The UK’s air passenger duty (APD) stealth tax on aviation has the potential to damage travel to the Middle East, according to one of Emirates’ senior directors.
Richard Vaughan, divisional senior vice-president for commercial operations worldwide, said he was being cautious about the impact of the levy – which came into effect on November 1 – but insisted that forward bookings were “still very strong”.
“Any tax increase will have an eventual impact [on business], I just wish the government would spend the tax on what they say they are collecting it for.
“It’s like road tax. You’d be comfortable about it if you knew they were spending it on improving roads, but we know they don’t.”
Speaking to ABTN at the World Travel Market in London, Vaughan said Emirates’ future was rosy, and predicted continued growth in 2011.
Last month the Dubai-based airline posted a half-year profit (until September 31, 2010) of $951 million, more than three times up on the same period in 2009.
“We are seeing growth – both leisure and corporate – in all regions of the world, and the UK is no exception, it is solid.
"Our forward bookings for the next three months are above target, and at the moment I can’t see anything on the horizon changing.
"Every thing appears to be rosy, though that’s not to say we are complacent. We know disaster could strike at any time.”
Vaughan said corporate travel was improving in all the world’s major regions, including the UK, which economists believe is lagging behind other heavyweight growth markets.
He said business travel out of the UK’s northern regions had been boosted by the introduction of the A380 superjumbo out of Manchester on September 1.

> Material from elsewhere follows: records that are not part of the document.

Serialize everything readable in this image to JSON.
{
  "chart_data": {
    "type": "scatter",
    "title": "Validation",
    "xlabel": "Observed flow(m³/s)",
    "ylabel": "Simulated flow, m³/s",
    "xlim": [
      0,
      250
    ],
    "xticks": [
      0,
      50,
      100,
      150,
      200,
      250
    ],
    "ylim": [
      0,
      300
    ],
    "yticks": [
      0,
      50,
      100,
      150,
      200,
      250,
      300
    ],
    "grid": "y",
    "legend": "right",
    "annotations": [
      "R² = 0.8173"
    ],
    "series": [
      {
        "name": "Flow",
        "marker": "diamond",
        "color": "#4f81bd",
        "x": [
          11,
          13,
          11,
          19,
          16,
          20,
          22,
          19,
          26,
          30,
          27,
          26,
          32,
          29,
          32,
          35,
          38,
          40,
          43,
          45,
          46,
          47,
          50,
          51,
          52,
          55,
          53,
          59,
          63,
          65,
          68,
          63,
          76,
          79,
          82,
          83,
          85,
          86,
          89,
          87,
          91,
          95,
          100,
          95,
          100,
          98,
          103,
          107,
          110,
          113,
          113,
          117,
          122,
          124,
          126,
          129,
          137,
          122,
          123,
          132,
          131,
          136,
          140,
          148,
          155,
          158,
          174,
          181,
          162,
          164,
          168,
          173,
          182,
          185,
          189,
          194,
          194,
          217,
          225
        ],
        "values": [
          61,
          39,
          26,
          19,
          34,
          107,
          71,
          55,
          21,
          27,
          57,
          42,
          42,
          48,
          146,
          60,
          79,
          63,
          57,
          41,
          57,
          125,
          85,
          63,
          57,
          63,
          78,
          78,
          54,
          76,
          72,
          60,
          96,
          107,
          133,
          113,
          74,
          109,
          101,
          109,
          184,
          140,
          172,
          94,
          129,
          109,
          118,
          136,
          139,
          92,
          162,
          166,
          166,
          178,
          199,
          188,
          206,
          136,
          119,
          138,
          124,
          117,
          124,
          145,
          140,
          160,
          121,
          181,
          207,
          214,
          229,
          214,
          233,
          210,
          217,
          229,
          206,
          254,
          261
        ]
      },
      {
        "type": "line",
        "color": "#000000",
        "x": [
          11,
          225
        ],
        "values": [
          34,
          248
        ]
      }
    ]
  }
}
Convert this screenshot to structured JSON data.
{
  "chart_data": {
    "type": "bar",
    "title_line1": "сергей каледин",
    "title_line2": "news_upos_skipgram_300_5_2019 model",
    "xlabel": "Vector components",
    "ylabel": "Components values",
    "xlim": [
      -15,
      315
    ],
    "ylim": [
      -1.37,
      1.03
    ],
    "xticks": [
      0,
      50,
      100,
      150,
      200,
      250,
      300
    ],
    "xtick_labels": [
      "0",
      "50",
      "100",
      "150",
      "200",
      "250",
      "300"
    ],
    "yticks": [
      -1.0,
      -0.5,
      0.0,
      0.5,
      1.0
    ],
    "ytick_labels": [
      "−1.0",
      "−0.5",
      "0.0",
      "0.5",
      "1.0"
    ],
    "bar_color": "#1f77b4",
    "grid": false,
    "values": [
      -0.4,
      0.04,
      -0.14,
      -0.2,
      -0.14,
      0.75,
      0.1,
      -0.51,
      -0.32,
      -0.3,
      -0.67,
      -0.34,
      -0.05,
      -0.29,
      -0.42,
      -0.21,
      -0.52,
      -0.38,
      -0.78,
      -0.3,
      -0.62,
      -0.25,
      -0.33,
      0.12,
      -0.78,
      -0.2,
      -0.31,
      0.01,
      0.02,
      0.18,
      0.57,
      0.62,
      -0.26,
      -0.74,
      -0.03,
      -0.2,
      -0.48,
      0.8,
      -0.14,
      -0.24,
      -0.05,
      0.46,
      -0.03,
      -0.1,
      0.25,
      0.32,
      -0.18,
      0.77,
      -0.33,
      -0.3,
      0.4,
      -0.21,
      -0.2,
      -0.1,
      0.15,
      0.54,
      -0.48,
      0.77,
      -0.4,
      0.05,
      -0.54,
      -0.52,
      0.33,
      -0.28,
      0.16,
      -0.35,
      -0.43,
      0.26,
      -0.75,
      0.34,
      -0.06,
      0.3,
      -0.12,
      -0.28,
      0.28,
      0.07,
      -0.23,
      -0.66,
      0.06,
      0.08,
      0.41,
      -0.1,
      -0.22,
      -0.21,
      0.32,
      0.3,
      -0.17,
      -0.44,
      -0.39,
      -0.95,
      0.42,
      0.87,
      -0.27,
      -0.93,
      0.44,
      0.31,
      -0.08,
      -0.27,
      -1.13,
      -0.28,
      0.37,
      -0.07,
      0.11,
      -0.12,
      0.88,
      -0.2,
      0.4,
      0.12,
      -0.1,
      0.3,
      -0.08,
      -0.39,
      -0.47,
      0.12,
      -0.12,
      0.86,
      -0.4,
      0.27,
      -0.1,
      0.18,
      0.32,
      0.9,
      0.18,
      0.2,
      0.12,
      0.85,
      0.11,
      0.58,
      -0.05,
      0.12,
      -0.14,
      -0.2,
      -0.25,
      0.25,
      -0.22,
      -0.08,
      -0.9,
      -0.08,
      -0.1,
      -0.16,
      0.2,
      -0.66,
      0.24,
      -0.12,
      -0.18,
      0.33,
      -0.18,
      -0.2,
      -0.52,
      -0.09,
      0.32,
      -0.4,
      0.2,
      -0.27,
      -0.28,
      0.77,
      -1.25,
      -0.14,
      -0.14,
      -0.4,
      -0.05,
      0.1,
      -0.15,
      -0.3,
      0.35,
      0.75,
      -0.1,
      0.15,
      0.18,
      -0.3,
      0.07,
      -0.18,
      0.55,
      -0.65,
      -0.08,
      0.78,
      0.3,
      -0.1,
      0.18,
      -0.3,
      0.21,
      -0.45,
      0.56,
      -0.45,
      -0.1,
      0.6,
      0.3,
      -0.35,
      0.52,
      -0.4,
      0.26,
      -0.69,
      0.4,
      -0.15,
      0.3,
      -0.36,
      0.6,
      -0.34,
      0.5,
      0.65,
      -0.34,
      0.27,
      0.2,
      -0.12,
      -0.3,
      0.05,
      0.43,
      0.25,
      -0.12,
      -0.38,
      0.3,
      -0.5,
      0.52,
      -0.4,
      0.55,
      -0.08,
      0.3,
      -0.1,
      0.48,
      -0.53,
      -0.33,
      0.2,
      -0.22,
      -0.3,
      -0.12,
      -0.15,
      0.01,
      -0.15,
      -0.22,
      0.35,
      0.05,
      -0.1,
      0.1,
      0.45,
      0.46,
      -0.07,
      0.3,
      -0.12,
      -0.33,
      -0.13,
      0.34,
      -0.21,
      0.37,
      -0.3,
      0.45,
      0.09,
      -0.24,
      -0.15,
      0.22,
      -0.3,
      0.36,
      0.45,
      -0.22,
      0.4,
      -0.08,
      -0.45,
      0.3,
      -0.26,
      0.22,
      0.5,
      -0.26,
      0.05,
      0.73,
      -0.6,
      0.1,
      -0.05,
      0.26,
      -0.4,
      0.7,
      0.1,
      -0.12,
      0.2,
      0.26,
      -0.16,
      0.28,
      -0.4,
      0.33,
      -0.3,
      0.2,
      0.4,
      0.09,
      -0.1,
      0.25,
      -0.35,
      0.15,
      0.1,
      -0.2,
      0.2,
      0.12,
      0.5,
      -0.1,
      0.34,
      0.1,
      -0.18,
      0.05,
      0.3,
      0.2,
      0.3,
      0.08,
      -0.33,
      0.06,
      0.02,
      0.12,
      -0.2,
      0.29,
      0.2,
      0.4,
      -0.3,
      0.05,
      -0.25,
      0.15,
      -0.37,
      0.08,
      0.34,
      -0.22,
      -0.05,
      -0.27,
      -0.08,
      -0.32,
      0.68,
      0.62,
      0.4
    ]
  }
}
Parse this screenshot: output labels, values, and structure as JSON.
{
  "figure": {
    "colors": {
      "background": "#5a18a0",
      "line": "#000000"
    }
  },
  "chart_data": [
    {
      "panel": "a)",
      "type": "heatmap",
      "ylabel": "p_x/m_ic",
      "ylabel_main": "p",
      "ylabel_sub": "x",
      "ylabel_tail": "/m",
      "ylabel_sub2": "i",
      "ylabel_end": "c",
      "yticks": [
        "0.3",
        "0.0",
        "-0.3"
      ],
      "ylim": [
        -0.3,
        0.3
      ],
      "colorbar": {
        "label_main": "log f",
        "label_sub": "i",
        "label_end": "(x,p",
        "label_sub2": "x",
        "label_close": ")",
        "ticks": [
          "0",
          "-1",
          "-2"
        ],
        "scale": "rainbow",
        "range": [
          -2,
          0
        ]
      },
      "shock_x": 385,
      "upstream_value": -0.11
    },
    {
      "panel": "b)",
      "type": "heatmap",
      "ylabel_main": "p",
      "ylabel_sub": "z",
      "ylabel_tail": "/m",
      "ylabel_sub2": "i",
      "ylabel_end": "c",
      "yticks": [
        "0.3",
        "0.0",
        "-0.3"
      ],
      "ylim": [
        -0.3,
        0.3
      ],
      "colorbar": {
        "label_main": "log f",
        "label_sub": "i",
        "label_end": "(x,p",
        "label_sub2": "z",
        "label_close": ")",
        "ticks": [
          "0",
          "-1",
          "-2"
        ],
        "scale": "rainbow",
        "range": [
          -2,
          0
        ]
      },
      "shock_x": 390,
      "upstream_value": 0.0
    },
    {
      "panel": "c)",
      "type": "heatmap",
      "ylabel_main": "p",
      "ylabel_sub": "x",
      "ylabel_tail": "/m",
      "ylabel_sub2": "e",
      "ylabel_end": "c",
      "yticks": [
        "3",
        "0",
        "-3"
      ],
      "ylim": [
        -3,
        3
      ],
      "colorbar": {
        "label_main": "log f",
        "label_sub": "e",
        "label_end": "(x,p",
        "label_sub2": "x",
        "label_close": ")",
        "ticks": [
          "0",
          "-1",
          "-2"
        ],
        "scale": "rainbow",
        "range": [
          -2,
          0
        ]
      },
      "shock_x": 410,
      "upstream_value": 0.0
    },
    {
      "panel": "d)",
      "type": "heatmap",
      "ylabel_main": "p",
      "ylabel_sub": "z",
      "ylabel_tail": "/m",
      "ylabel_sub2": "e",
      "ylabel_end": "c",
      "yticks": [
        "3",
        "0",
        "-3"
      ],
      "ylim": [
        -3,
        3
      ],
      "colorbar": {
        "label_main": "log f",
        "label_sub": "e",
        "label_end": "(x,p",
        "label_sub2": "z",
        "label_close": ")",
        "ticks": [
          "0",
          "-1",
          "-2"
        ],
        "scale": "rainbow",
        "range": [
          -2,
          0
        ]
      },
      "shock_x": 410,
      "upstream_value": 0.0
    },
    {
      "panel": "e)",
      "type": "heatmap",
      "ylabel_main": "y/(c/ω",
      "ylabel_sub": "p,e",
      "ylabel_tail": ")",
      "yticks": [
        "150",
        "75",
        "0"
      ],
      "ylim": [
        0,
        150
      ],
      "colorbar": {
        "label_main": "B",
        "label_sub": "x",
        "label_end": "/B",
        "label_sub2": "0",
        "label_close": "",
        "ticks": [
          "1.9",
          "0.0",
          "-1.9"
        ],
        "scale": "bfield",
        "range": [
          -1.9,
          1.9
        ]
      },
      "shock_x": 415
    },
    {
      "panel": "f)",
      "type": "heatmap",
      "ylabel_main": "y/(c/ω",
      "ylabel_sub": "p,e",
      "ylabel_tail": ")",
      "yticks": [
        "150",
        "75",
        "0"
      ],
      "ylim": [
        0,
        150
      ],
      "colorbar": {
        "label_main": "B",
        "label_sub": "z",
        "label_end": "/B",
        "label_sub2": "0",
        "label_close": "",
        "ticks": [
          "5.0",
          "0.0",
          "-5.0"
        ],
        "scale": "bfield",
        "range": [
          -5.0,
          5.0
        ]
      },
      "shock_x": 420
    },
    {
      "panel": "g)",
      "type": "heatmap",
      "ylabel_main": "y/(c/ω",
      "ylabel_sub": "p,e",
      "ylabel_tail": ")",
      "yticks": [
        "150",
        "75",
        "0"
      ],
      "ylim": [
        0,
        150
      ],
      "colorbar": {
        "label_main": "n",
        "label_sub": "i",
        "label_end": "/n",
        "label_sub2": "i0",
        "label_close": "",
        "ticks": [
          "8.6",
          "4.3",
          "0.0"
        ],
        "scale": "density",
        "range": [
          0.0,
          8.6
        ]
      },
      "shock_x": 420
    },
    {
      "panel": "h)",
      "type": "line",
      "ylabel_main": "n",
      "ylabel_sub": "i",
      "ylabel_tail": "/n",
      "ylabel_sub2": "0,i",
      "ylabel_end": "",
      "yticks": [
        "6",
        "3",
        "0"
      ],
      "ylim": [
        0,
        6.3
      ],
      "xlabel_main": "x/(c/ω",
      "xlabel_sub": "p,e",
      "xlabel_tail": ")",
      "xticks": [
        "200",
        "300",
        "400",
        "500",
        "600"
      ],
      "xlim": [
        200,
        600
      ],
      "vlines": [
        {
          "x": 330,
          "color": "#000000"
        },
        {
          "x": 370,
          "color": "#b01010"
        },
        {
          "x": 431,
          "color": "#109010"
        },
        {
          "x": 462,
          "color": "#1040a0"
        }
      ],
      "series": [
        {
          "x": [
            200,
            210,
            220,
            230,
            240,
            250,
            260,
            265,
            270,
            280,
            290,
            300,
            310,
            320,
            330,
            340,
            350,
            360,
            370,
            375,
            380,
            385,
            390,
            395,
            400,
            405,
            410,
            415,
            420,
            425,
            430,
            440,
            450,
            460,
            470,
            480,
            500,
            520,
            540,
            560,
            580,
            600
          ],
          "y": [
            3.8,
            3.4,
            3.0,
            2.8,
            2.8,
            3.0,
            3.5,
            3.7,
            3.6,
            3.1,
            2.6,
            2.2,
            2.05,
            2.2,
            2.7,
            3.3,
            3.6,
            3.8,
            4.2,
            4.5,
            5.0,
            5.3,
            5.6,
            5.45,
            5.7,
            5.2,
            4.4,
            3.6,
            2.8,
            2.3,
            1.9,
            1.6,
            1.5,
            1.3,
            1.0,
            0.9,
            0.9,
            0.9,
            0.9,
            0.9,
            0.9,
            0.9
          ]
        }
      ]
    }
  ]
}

And he said the service – which has just celebrated its 20th anniversary – had been a “huge success”.
He predicted Birmingham would also benefit from an A380 in the future, though he would not say when exactly.
The service between the Midlands and the Middle East – which celebrates its 10th anniversary next month – was recently boosted by the introduction of a larger Boeing 777 aircraft.
He said business out of Glasgow was “going gangbusters” but said the Scottish airport was more likely to see an increase in frequency rather than the introduction of a superjumbo.
Vaughan poured scorn on any suggestion that the Middle Eastern airline had plans to join an airline alliance.
“We will remain independent; we are not interested in the alliances,” he said.
“There has been a lot of talk around the world about cartels and illegal business practice, but alliances get round that.
“Alliances are a gathering of the weak. It’s like having ten husbands or wives; it’s difficult to please everyone.
"I’d like to think we are quicker on our feet. We don’t have to worry about up-selling our partners because we don’t have any.”